Curator and artist Julio César Morales explores cultural differences as senior curator for ASU Art Museum in Arizona.
Born in Tijuana, Mexico in 1966, Julio César Morales grew up in the borderlands, often traveling between Mexico and the United States. His early experiences with different foods, languages, and music currently inform his work as both an artist and curator working in the American Southwest.
Morales moved to Arizona in 2012 after becoming the curator at ASU Art Museum. The museum is located just east of Phoenix on the Tempe campus of Arizona State University on the traditional homelands of the O’odham and Piipaash people.
“My projects often place special emphasis on examination of the meaning and value of cultural differences,” Morales explained shortly after his curatorial appointment. “With a deep interest in social change, my projects often address social justice issues relevant to both local and global communities.”
At present, Morales estimates that he’s completed about forty-five curatorial projects at the museum, with a focus on bringing in artists to create new pieces. “About ninety percent of those projects were based on newly-commissioned works,” Morales tells Southwest Contemporary.
Looking back over his time at ASU Art Museum, where he currently serves as senior curator, Morales cites several highlights, including Pablo Helguera’s itinerant Spanish-language bookstore titled Librería Donceles, which was installed in a downtown Phoenix project space in 2014.
Although the installation was temporary, it’s had a long-term impact on the greater Phoenix community. After seeing Helguera’s library, community member Chawa Magaña decided to launch Palabras Bilingual Bookstore, which was eventually gifted numerous titles from the installation. Today, her bookstore at 906 West Roosevelt Street anchors a thriving hub for literary and visual arts.
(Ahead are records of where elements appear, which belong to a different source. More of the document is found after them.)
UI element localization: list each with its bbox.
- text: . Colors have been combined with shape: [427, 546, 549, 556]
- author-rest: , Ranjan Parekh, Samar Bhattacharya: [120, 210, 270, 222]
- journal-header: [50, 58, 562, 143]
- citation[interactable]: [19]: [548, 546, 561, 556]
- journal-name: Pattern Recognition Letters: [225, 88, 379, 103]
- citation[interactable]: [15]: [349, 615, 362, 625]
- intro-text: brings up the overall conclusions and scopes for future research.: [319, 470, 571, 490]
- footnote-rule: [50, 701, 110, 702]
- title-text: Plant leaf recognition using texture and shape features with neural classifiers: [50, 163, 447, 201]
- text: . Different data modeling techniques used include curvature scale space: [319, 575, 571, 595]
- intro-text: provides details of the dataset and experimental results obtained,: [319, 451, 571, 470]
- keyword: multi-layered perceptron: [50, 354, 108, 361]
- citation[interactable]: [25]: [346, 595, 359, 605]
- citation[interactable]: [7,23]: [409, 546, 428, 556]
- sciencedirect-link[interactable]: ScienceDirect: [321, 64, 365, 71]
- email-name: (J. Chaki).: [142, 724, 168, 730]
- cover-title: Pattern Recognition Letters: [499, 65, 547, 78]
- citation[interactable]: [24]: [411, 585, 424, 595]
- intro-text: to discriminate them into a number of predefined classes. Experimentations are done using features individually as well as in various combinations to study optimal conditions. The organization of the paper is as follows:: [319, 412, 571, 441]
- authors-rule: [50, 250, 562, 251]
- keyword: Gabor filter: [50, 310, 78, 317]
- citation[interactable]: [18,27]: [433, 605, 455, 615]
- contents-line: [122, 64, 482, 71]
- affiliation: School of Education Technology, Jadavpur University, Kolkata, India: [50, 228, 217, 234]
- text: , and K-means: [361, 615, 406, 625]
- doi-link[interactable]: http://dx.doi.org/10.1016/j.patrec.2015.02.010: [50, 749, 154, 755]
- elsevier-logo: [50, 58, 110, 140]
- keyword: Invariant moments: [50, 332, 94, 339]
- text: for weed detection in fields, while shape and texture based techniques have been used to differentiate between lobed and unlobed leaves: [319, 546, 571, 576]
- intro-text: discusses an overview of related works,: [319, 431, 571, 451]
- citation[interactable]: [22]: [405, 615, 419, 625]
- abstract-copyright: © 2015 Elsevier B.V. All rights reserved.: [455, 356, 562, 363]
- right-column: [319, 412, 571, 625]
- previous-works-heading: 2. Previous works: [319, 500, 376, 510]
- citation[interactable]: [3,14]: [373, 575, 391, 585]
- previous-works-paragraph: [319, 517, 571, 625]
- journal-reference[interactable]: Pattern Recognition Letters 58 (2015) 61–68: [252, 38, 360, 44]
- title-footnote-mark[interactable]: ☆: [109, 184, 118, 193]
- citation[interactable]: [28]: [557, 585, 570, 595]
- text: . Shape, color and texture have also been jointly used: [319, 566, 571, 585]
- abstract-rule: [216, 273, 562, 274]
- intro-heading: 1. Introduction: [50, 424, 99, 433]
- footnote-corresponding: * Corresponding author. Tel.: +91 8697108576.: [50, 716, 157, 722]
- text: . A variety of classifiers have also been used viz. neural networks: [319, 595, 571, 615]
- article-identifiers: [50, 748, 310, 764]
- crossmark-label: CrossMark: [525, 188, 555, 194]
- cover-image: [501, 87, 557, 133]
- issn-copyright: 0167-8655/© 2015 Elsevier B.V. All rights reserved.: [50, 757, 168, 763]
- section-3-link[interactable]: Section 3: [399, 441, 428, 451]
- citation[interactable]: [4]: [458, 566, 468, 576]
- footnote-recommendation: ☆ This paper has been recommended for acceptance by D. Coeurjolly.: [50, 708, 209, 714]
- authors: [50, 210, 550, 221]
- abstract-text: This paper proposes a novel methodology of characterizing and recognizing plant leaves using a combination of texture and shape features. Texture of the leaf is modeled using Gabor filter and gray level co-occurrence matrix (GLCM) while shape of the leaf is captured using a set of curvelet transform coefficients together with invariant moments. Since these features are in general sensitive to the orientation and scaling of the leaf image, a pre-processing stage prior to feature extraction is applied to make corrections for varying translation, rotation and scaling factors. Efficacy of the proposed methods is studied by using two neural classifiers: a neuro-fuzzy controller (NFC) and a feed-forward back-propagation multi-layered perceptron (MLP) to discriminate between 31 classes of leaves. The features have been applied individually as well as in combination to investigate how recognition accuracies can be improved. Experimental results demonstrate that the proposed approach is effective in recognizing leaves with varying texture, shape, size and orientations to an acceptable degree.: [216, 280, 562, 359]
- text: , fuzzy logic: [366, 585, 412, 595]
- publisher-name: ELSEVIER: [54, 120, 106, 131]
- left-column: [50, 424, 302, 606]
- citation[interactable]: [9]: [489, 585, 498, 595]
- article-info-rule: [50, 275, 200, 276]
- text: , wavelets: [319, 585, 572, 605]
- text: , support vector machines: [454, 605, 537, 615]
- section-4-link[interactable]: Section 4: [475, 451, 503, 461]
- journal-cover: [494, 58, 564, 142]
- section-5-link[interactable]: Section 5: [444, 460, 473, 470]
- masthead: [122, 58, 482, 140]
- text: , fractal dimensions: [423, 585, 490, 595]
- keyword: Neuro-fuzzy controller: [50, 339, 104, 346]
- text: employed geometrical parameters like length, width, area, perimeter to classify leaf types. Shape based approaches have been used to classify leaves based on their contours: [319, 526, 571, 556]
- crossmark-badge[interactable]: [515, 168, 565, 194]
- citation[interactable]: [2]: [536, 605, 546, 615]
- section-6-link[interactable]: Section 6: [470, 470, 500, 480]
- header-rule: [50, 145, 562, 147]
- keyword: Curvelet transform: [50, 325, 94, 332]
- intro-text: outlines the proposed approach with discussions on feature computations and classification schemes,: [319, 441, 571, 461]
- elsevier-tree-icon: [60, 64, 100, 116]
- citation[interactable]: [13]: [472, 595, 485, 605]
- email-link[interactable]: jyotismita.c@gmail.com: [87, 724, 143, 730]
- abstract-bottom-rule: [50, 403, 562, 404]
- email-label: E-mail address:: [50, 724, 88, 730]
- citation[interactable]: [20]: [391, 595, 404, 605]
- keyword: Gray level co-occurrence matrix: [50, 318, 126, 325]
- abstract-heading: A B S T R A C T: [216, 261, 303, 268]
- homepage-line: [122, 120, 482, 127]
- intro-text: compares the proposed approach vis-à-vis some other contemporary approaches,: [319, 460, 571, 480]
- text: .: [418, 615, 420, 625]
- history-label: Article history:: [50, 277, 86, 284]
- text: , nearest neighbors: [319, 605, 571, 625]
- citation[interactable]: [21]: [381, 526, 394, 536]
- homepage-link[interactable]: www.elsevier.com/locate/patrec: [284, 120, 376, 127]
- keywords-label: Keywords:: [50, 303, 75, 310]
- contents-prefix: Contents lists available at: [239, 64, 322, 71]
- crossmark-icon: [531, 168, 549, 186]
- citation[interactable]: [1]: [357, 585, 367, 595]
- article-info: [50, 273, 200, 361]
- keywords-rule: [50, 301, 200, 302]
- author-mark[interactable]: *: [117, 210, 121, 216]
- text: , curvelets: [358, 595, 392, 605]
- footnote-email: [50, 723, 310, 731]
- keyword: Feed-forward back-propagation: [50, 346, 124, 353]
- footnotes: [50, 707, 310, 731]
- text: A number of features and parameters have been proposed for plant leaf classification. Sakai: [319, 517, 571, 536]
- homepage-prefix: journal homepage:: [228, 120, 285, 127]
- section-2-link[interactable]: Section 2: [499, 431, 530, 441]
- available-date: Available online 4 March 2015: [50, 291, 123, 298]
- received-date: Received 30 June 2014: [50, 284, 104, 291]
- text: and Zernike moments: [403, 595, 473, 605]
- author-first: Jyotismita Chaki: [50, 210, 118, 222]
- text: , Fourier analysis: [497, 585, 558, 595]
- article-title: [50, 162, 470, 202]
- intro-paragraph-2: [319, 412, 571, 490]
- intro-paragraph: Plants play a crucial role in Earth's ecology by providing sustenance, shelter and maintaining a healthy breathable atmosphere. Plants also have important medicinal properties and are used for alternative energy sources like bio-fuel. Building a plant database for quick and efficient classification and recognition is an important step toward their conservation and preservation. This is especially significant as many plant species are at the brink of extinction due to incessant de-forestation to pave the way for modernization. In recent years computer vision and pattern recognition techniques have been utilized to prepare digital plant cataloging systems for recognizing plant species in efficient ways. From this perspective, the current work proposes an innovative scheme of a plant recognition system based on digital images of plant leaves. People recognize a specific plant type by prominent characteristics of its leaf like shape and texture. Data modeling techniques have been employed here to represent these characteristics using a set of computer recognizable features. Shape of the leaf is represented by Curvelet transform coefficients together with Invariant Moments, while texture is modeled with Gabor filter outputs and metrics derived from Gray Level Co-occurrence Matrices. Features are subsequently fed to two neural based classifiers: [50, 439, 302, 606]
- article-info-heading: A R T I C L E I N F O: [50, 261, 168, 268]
Most recently, Morales was one of four organizers for ASU Art Museum’s Undoing Time: Art and Histories of Incarceration, which included new work by a dozen contemporary artists including Carolina Aranibar-Fernández, Raven Chacon (Diné), and Cannupa Hanska Luger (Mandan, Hidatsa, Arikara, Lakota, European).
“Because I’m an artist, I approach curating almost as a collaboration,” explains Morales. “I try to push the artists to explore; I need artists to take the trip with me.”
After Mexico-based artist Tania Candiani wondered with Morales about whether a Phoenix geological formation called Hole in the Rock could be transformed into a speaker, Candiani undertook collaborations to make experimental music conceived as lullabies for Sonoran desert animals which became part of her 2020 exhibition For the Animals curated by Morales.
Often, his collaborations expand beyond the museum walls, as with an exhibition by Margarita Cabrera, who worked with community members to make soft sculptural cacti using uniforms of border patrol agents that were shown at the museum and Desert Botanical Garden in Phoenix.
Morales also co-curates Crossfade LAB, a series of cross-disciplinary events featuring conversation, performance, and onstage collaboration between Latinx and Latin American visual, media, and literary artists.
He even dreams of creating a video collection and archive of Latinx and Latin American art at the museum someday, giving curators and scholars a place to research and write about the works.
Although he’s curated more than 100 exhibitions, Morales never set out to be a curator.
“I became a curator by accident,” he says. “I was living in San Francisco in the late ’90s when there were a lot of artist-run spaces and opportunities for emerging artists,” Morales recalls. Then came the dot-com boom, and the resulting displacement of artists.
In the early 2000s, Morales rented a small space in the Mission District where he launched a creative space called Queens Nails Annex. Morales invited artists from California to China to show work at the space, which had two 200-square-foot galleries and an area where Morales showed video works. “It was a way to bring back some of that energy,” he explains.
The project ended after nine years—and in a dramatic fashion.
“The gallery caught fire because of an artwork we did,” remembers Morales. “It was an installation by Claire Fontaine, a Paris-based artist who used 50,000 matches to make the shape of the United States.”
Nowadays, Morales has several new projects in the works, including looking at the mythology of the Southwest with all the museum’s curators for an upcoming exhibition drawn from the collection. For another exhibition, he’s collaborating with the Museo de Arte Moderno in Mexico City to consider masks and other elements of superhero culture while exploring themes including feminism and resistance.
But he’s also thinking about the next generation of curators, in part because of ASU’s recent partnership with the Los Angeles County Museum of Art and the Pérez Art Museum Miami for the Master’s Fellowship in Art History, which is designed to culturally diversify art museum leadership across the U.S.
“The art world has shifted since I started curating. It’s paying more attention to BIPOC artists, but I represent just three percent of all curators,” says Morales about a 2019 Mellon Foundation study that showed that Latinx/Latino curators account for just three percent of all curators working in the country’s museum field.